Detroit’s population in 1950 was about 1.84 million people; now it is fewer than 700,000, spread over the same 140 square miles. As former Mayor Coleman Young once said, when all those people left, they didn’t take their houses with them. But they did take their income and property tax dollars.
A mayor and a city council don’t have a lot of control over who decides to move out of their city, but they do have control over their budget, and this is where Detroit stands as an object lesson. My book, “Detroit: A Biography” (Chicago Review Press, 2012), explores the broad arc of the city’s rise and fall, but I didn’t delve into the city government’s financial issues because I see those – as well as the failed schools – as a result of the community’s underlying illnesses of racism, disinvestment and class fragmentation.
In the wake of the city government’s bankruptcy filing in July – under a highly controversial state-appointed emergency finance manager – the Detroit Free Press dove into more than a half-century of city budgets and pension financial records to chart the course of the city government’s economic crisis. In a nutshell, while the events I wrote about were destroying the body politic, the public administrators were ignoring the reality around them. Unlike the captain of the Titanic, they saw the iceberg coming, but they seemed to think it would melt.
Among the key problems has been a failure to adjust the size of the city government as the shrinking population gutted revenue streams, and as health care costs for workers escalated. Detroit’s answer for years was to borrow to cover those costs or to ignore pension fund contributions, even as city leaders were approving contracts that increased pension fund payouts. Had they made the right payments at the right times and had they been pragmatic in the payouts, Detroit would be on much more solid footing.
But city officials didn’t. In 2005, Mayor Kwame Kilpatrick led the city into a complicated deal to again borrow money to make up pension underpayments, a plan that blew up when interest rates dropped. That proved to be the final nail in the budget coffin (Kilpatrick is now serving 28 years in federal prison on unrelated corruption charges).
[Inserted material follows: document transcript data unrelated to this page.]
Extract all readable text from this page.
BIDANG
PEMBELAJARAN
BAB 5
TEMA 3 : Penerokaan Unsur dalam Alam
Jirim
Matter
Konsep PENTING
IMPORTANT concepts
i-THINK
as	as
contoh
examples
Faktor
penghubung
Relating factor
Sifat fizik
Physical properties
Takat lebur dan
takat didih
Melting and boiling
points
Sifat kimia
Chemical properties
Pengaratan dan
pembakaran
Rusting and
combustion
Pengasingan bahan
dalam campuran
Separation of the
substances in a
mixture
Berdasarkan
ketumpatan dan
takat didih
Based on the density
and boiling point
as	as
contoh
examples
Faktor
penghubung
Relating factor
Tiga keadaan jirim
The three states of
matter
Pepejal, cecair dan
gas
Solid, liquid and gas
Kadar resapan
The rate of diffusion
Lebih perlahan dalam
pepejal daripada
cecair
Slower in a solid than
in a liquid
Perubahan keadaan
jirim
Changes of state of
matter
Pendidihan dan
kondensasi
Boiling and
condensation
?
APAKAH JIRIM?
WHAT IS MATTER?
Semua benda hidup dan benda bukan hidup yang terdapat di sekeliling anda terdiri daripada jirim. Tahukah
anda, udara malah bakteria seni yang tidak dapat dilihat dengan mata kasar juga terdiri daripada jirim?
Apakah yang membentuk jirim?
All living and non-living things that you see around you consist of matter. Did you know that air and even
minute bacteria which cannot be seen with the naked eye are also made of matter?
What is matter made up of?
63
A common reaction from the anti-union right is to blame the public employee unions for the fate of beleaguered municipal budgets, which is like blaming an attorney for mounting a vigorous case or an agent seeking the best deal for a client. That’s their role. And it’s the role of elected officials and administrators to make decisions that are best for the government and the community, even if it means drawing a hard line with their employees.
But that’s not the same thing as breaking promises, which is what cutting existing pensions would mean.
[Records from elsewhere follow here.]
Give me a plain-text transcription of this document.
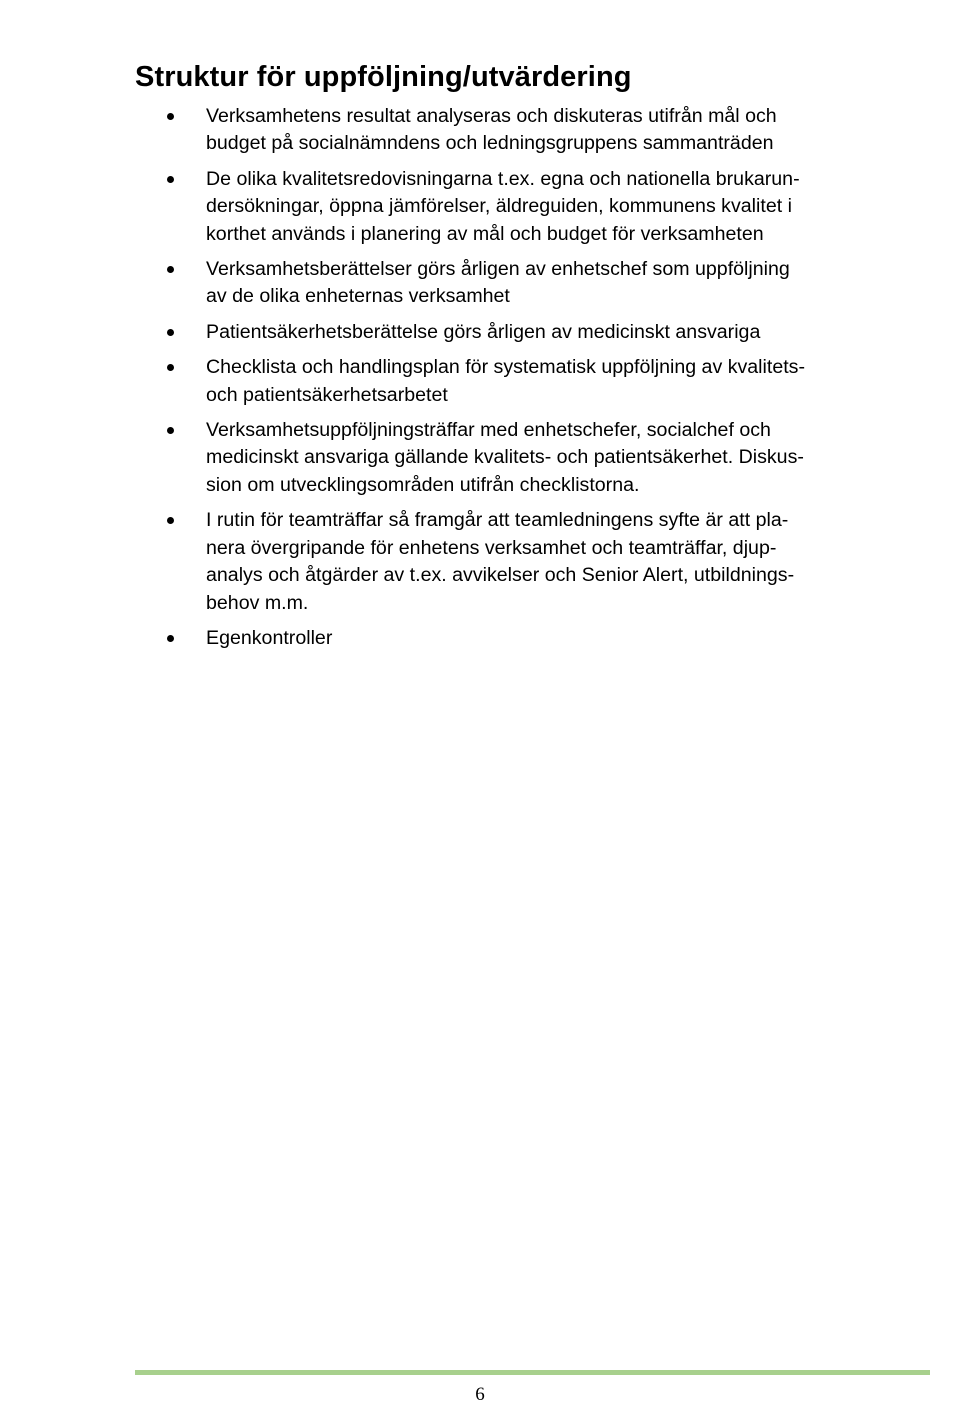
Struktur för uppföljning/utvärdering
Verksamhetens resultat analyseras och diskuteras utifrån mål och
budget på socialnämndens och ledningsgruppens sammanträden
De olika kvalitetsredovisningarna t.ex. egna och nationella brukarun-
dersökningar, öppna jämförelser, äldreguiden, kommunens kvalitet i
korthet används i planering av mål och budget för verksamheten
Verksamhetsberättelser görs årligen av enhetschef som uppföljning
av de olika enheternas verksamhet
Patientsäkerhetsberättelse görs årligen av medicinskt ansvariga
Checklista och handlingsplan för systematisk uppföljning av kvalitets-
och patientsäkerhetsarbetet
Verksamhetsuppföljningsträffar med enhetschefer, socialchef och
medicinskt ansvariga gällande kvalitets- och patientsäkerhet. Diskus-
sion om utvecklingsområden utifrån checklistorna.
I rutin för teamträffar så framgår att teamledningens syfte är att pla-
nera övergripande för enhetens verksamhet och teamträffar, djup-
analys och åtgärder av t.ex. avvikelser och Senior Alert, utbildnings-
behov m.m.
Egenkontroller
6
That’s the big take-away lesson from Detroit for other municipal leaders. Make the right fiscal decisions in the moment – including properly maintaining pension funds – and don’t put them off in the quixotic belief that things will get better. That just invites crises.
At the same time, don’t make decisions that will make things worse. In Detroit’s bankruptcy, the judge’s ruling puts retirees in the same line as bondholders, which may be legally defensible, but not morally. Bondholders are investors, and they bought those city bonds knowing that the investment carried some risk – thus the interest rates, higher than most, because of Detroit’s fiscal issues.
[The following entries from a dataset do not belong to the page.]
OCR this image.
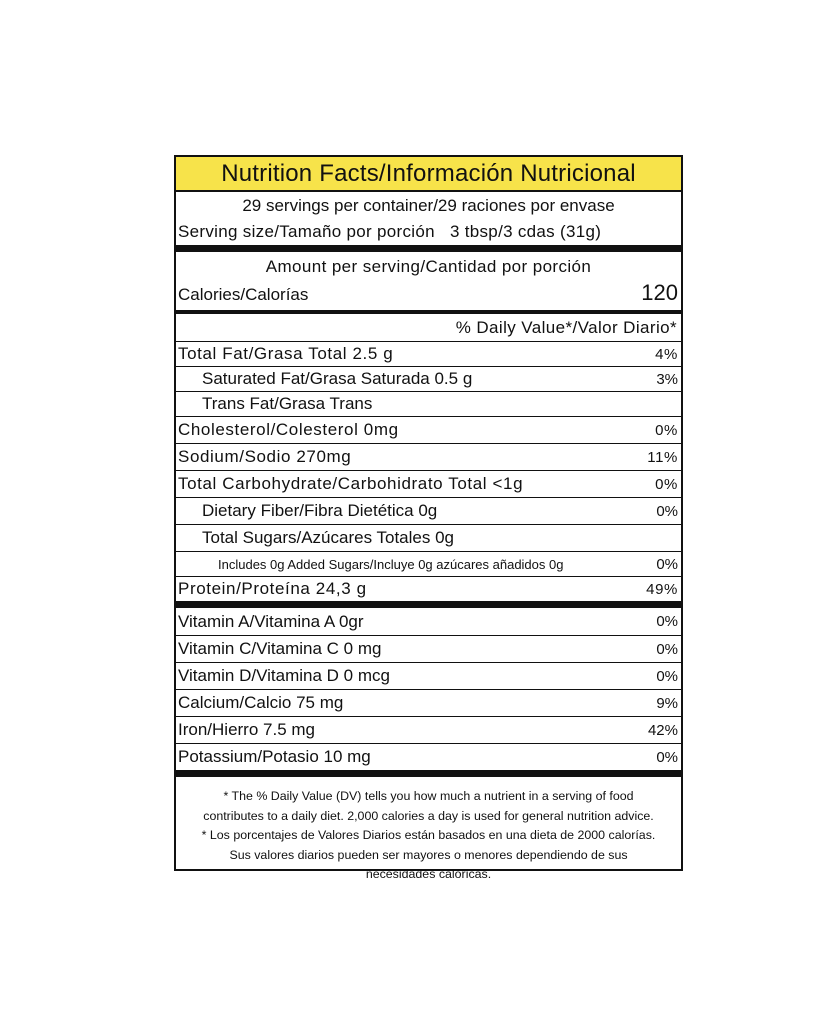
Nutrition Facts/Información Nutricional
29 servings per container/29 raciones por envase
Serving size/Tamaño por porción 3 tbsp/3 cdas (31g)
Amount per serving/Cantidad por porción
Calories/Calorías	120
% Daily Value*/Valor Diario*
Total Fat/Grasa Total 2.5 g	4%
Saturated Fat/Grasa Saturada 0.5 g	3%
Trans Fat/Grasa Trans
Cholesterol/Colesterol 0mg	0%
Sodium/Sodio 270mg	11%
Total Carbohydrate/Carbohidrato Total <1g	0%
Dietary Fiber/Fibra Dietética 0g	0%
Total Sugars/Azúcares Totales 0g
Includes 0g Added Sugars/Incluye 0g azúcares añadidos 0g	0%
Protein/Proteína 24,3 g	49%
Vitamin A/Vitamina A 0gr	0%
Vitamin C/Vitamina C 0 mg	0%
Vitamin D/Vitamina D 0 mcg	0%
Calcium/Calcio 75 mg	9%
Iron/Hierro 7.5 mg	42%
Potassium/Potasio 10 mg	0%
* The % Daily Value (DV) tells you how much a nutrient in a serving of food
contributes to a daily diet. 2,000 calories a day is used for general nutrition advice.
* Los porcentajes de Valores Diarios están basados en una dieta de 2000 calorías.
Sus valores diarios pueden ser mayores o menores dependiendo de sus
necesidades calóricas.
The city workers did not buy risk; they worked careers under the promise that the pension funds into which they and the city paid would sustain them in retirement. These days, the average is about $19,000 a year – essentially poverty wages.
Breaking that promise carries consequences. In Detroit’s case many retirees still live in the city, and to slash their income would have a significant ripple effect in the local economy, as well, which then affects city government revenue. And the cycle continues.
These are the lessons for California cities. Understand the budget problems over the course of time, then find ways to meet obligations in sustainable ways. And borrowing against a dream of a better future, as Detroit discovered, often is not sustainable.